The biggest downwelling region had been north of Iceland and east of Greenland, but the PI explained that all that region was not equally involved. Currents branching from the great current had flowed north and east almost to the coast of Norway, then turned left toward Greenland in very predictable currents, slowing and then swirling down in giant whirlpools that were thirty or fifty kilometers wide, but only three or four centimeters deep. These whirlpools were visible only to satellite laser altimetry, where false-color graphing could make them psychedelically obvious. They had been relatively stable in location, presumably constrained by the sea bottom, the nearest coastline configurations, the force of the currents, and the Coriolis force.

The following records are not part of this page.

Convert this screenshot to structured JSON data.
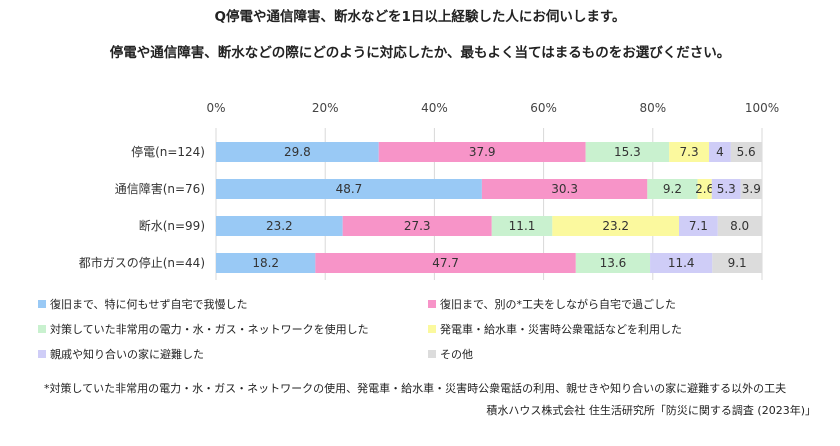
{
  "title_line1": "Q停電や通信障害、断水などを1日以上経験した人にお伺いします。",
  "title_line2": "停電や通信障害、断水などの際にどのように対応したか、最もよく当てはまるものをお選びください。",
  "footnote": "*対策していた非常用の電力・水・ガス・ネットワークの使用、発電車・給水車・災害時公衆電話の利用、親せきや知り合いの家に避難する以外の工夫",
  "source": "積水ハウス株式会社 住生活研究所「防災に関する調査 (2023年)」",
  "chart_data": {
    "type": "bar",
    "orientation": "horizontal",
    "stacked": true,
    "percent_stacked": true,
    "categories": [
      "停電(n=124)",
      "通信障害(n=76)",
      "断水(n=99)",
      "都市ガスの停止(n=44)"
    ],
    "x_ticks": [
      "0%",
      "20%",
      "40%",
      "60%",
      "80%",
      "100%"
    ],
    "xlim": [
      0,
      100
    ],
    "grid": true,
    "legend_position": "bottom",
    "series": [
      {
        "name": "復旧まで、特に何もせず自宅で我慢した",
        "color": "#99c9f5",
        "values": [
          29.8,
          48.7,
          23.2,
          18.2
        ]
      },
      {
        "name": "復旧まで、別の*工夫をしながら自宅で過ごした",
        "color": "#f794c8",
        "values": [
          37.9,
          30.3,
          27.3,
          47.7
        ]
      },
      {
        "name": "対策していた非常用の電力・水・ガス・ネットワークを使用した",
        "color": "#c9f1cf",
        "values": [
          15.3,
          9.2,
          11.1,
          13.6
        ]
      },
      {
        "name": "発電車・給水車・災害時公衆電話などを利用した",
        "color": "#fbf99e",
        "values": [
          7.3,
          2.6,
          23.2,
          0
        ]
      },
      {
        "name": "親戚や知り合いの家に避難した",
        "color": "#cfcdf7",
        "values": [
          4,
          5.3,
          7.1,
          11.4
        ]
      },
      {
        "name": "その他",
        "color": "#dcdcdc",
        "values": [
          5.6,
          3.9,
          8.0,
          9.1
        ]
      }
    ],
    "data_labels": [
      [
        "29.8",
        "37.9",
        "15.3",
        "7.3",
        "4",
        "5.6"
      ],
      [
        "48.7",
        "30.3",
        "9.2",
        "2.6",
        "5.3",
        "3.9"
      ],
      [
        "23.2",
        "27.3",
        "11.1",
        "23.2",
        "7.1",
        "8.0"
      ],
      [
        "18.2",
        "47.7",
        "13.6",
        "",
        "11.4",
        "9.1"
      ]
    ]
  }
}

They were small areas compared to the total surface of the ocean, so that the idea of restarting the current did not seem immediately impossible; but as the PI pointed out, one could not restart the circulation merely by increasing density at the old downwelling sites in isolation, separated from the thrust of the Gulf Stream by some hundreds of kilometers of stalled and unusually fresh water. It would be necessary to draw the full momentum of the Gulf Stream back up to the old sites again, by causing surface water to sink just north of the current downwelling sites, then continue the process, in Pied Piper fashion, until they had drawn the Gulf Stream up behind them and could dump as much as needed in the old downwelling locations. This was the only method that the NOAA team could think of to renew the flow; but it added greatly to the amount of water that they had to make sink. To “isopycnalate,” as Edgardo called it.